Title: Introduction to Professional Issues
Coordinator: John D. Sahr, Professor, Electrical and Computer Engineering
Goals: To discuss some of the many issues beyond those covered in our technical courses that a newly-minted engineering professional needs to know in order to succeed and contribute to the best of his or her ability.
Learning Objectives: At the end of this course, students will be able to:
Textbook: (If available): Professional Issues: a Guide for Undergraduate Engineering Students, by Martin A. Afromowitz
Reference Texts: None
Prerequisites by Topic: None
Course Structure: The class meets for one hour each week for discussion of selected topics. A variety of reading assignments will amplify the issues under discussion, and short essays and/or web research may be assigned each week. A final paper will be assigned in lieu of a final exam.
Computer Resources: Students will respond to class assignments on a Canvas site.
Laboratory Resources: None
(1) An ability to identify, formulate, and solve complex engineering problems by applying principles of engineering, science, and mathematics. (L) It is expected that students will be able to apply their engineering knowledge to discussion of engineering ethics.
(2) An ability to apply engineering design to produce solutions that meet specified needs with consideration of public health, safety, and welfare, as well as global, cultural, social, environmental, and economic factors. (M) We will discuss professional ethics in general, the IEEE Code of Ethics in particular, and provide case studies of real and hypothetical examples of engineering ethics.
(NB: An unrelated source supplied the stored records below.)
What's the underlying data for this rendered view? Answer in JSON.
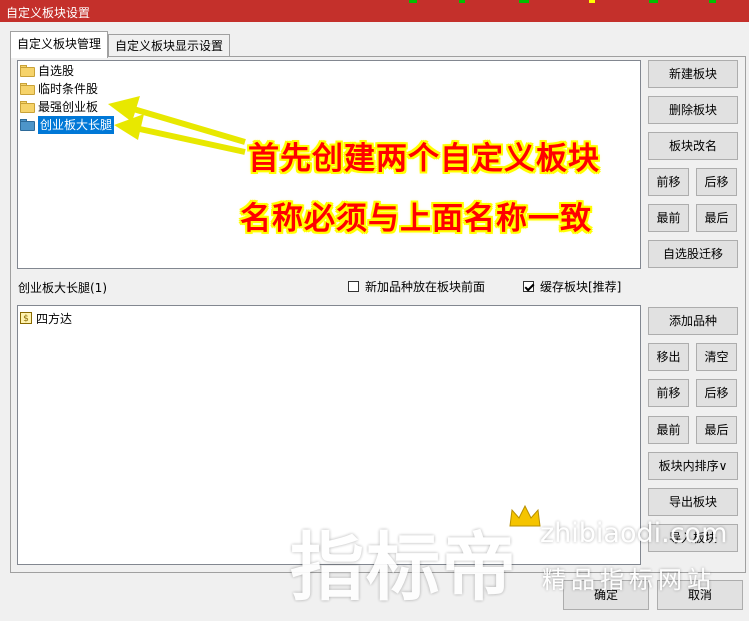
{
  "window": {
    "title": "自定义板块设置"
  },
  "tabs": [
    {
      "label": "自定义板块管理",
      "active": true
    },
    {
      "label": "自定义板块显示设置",
      "active": false
    }
  ],
  "block_list": {
    "items": [
      {
        "label": "自选股",
        "selected": false
      },
      {
        "label": "临时条件股",
        "selected": false
      },
      {
        "label": "最强创业板",
        "selected": false
      },
      {
        "label": "创业板大长腿",
        "selected": true
      }
    ]
  },
  "block_buttons": {
    "new": "新建板块",
    "delete": "删除板块",
    "rename": "板块改名",
    "move_up": "前移",
    "move_down": "后移",
    "move_first": "最前",
    "move_last": "最后",
    "migrate": "自选股迁移"
  },
  "selected_block_label": "创业板大长腿(1)",
  "options": {
    "new_items_front": {
      "label": "新加品种放在板块前面",
      "checked": false
    },
    "cache_block": {
      "label": "缓存板块[推荐]",
      "checked": true
    }
  },
  "stock_list": {
    "items": [
      {
        "label": "四方达",
        "icon": "$"
      }
    ]
  },
  "stock_buttons": {
    "add": "添加品种",
    "remove": "移出",
    "clear": "清空",
    "move_up": "前移",
    "move_down": "后移",
    "move_first": "最前",
    "move_last": "最后",
    "sort": "板块内排序∨",
    "export": "导出板块",
    "import": "导入板块"
  },
  "dialog_buttons": {
    "ok": "确定",
    "cancel": "取消"
  },
  "annotations": {
    "line1": "首先创建两个自定义板块",
    "line2": "名称必须与上面名称一致"
  },
  "watermark": {
    "brand": "指标帝",
    "url": "zhibiaodi.com",
    "slogan": "精品指标网站"
  },
  "colors": {
    "titlebar": "#c4302b",
    "selection": "#0078d7",
    "annotation_text": "#ff0000",
    "annotation_outline": "#ffff00"
  }
}
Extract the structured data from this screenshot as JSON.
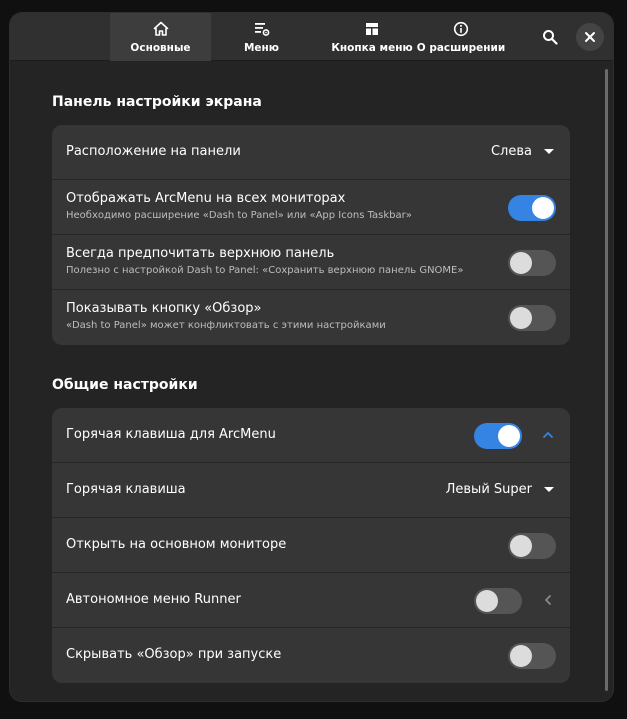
{
  "header": {
    "tabs": [
      {
        "label": "Основные",
        "icon": "home-icon",
        "active": true
      },
      {
        "label": "Меню",
        "icon": "menu-settings-icon",
        "active": false
      },
      {
        "label": "Кнопка меню",
        "icon": "layout-icon",
        "active": false
      },
      {
        "label": "О расширении",
        "icon": "info-icon",
        "active": false
      }
    ],
    "search_icon": "search-icon",
    "close_icon": "close-icon"
  },
  "panel_section": {
    "title": "Панель настройки экрана",
    "rows": [
      {
        "title": "Расположение на панели",
        "value": "Слева"
      },
      {
        "title": "Отображать ArcMenu на всех мониторах",
        "subtitle": "Необходимо расширение «Dash to Panel» или «App Icons Taskbar»",
        "enabled": true
      },
      {
        "title": "Всегда предпочитать верхнюю панель",
        "subtitle": "Полезно с настройкой Dash to Panel: «Сохранить верхнюю панель GNOME»",
        "enabled": false
      },
      {
        "title": "Показывать кнопку «Обзор»",
        "subtitle": "«Dash to Panel» может конфликтовать с этими настройками",
        "enabled": false
      }
    ]
  },
  "general_section": {
    "title": "Общие настройки",
    "rows": [
      {
        "title": "Горячая клавиша для ArcMenu",
        "enabled": true,
        "expanded": true
      },
      {
        "title": "Горячая клавиша",
        "value": "Левый Super"
      },
      {
        "title": "Открыть на основном мониторе",
        "enabled": false
      },
      {
        "title": "Автономное меню Runner",
        "enabled": false,
        "expanded": false
      },
      {
        "title": "Скрывать «Обзор» при запуске",
        "enabled": false
      }
    ]
  },
  "colors": {
    "accent": "#3584e4",
    "window_bg": "#242424",
    "card_bg": "#363636",
    "header_bg": "#303030"
  }
}
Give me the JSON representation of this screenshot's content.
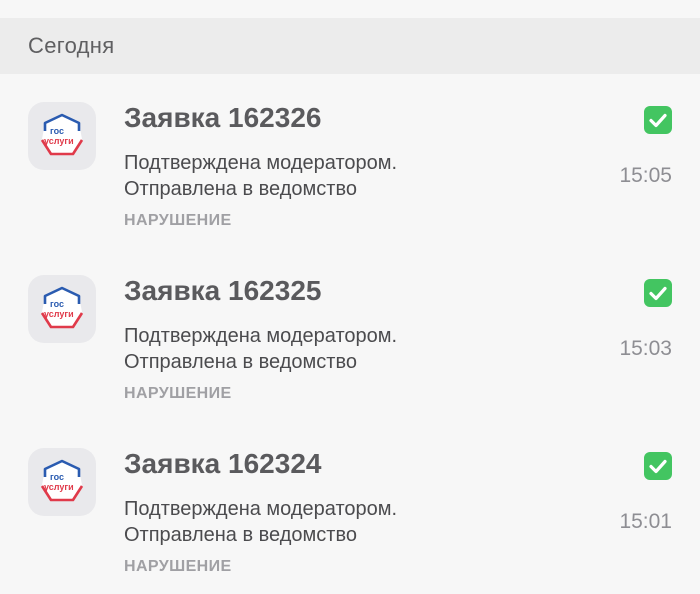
{
  "section": {
    "title": "Сегодня"
  },
  "app": {
    "icon_name": "gosuslugi-logo-icon",
    "logo_line1": "гос",
    "logo_line2": "услуги",
    "accent_red": "#e03a4a",
    "accent_blue": "#2a5bb0"
  },
  "colors": {
    "check_green": "#43c561",
    "header_bg": "#ececec",
    "page_bg": "#f7f7f7"
  },
  "notifications": [
    {
      "title": "Заявка 162326",
      "line1": "Подтверждена модератором.",
      "line2": "Отправлена в ведомство",
      "category": "НАРУШЕНИЕ",
      "time": "15:05",
      "checked": true
    },
    {
      "title": "Заявка 162325",
      "line1": "Подтверждена модератором.",
      "line2": "Отправлена в ведомство",
      "category": "НАРУШЕНИЕ",
      "time": "15:03",
      "checked": true
    },
    {
      "title": "Заявка 162324",
      "line1": "Подтверждена модератором.",
      "line2": "Отправлена в ведомство",
      "category": "НАРУШЕНИЕ",
      "time": "15:01",
      "checked": true
    }
  ]
}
(3) An ability to communicate effectively with a range of audiences. (L) The importance of being able to explain engineering analysis to non-experts -- e.g. Environmental Impact Statements, FCC regulations -- will be discussed briefly.
(4) An ability to recognize ethical and professional responsibilities in engineering situations and make informed judgments, which must consider the impact of engineering solutions in global, economic, environmental, and societal contexts. (H) We will discuss professional ethics in general, the IEEE Code of Ethics in particular, and provide case studies of real and hypothetical examples engineering ethics. Note also the discussion of the role of whistleblowers.
(6) An ability to develop and conduct appropriate experimentation, analyze and interpret data, and use engineering judgment to draw conclusions. (L) The application of engineering judgment will be lightly explored in the context of a discussion of engineering ethics.
(7) An ability to acquire and apply new knowledge as needed, using appropriate learning strategies. (L) Students will be asked to find additional examples of engineering ethics cases for discussion.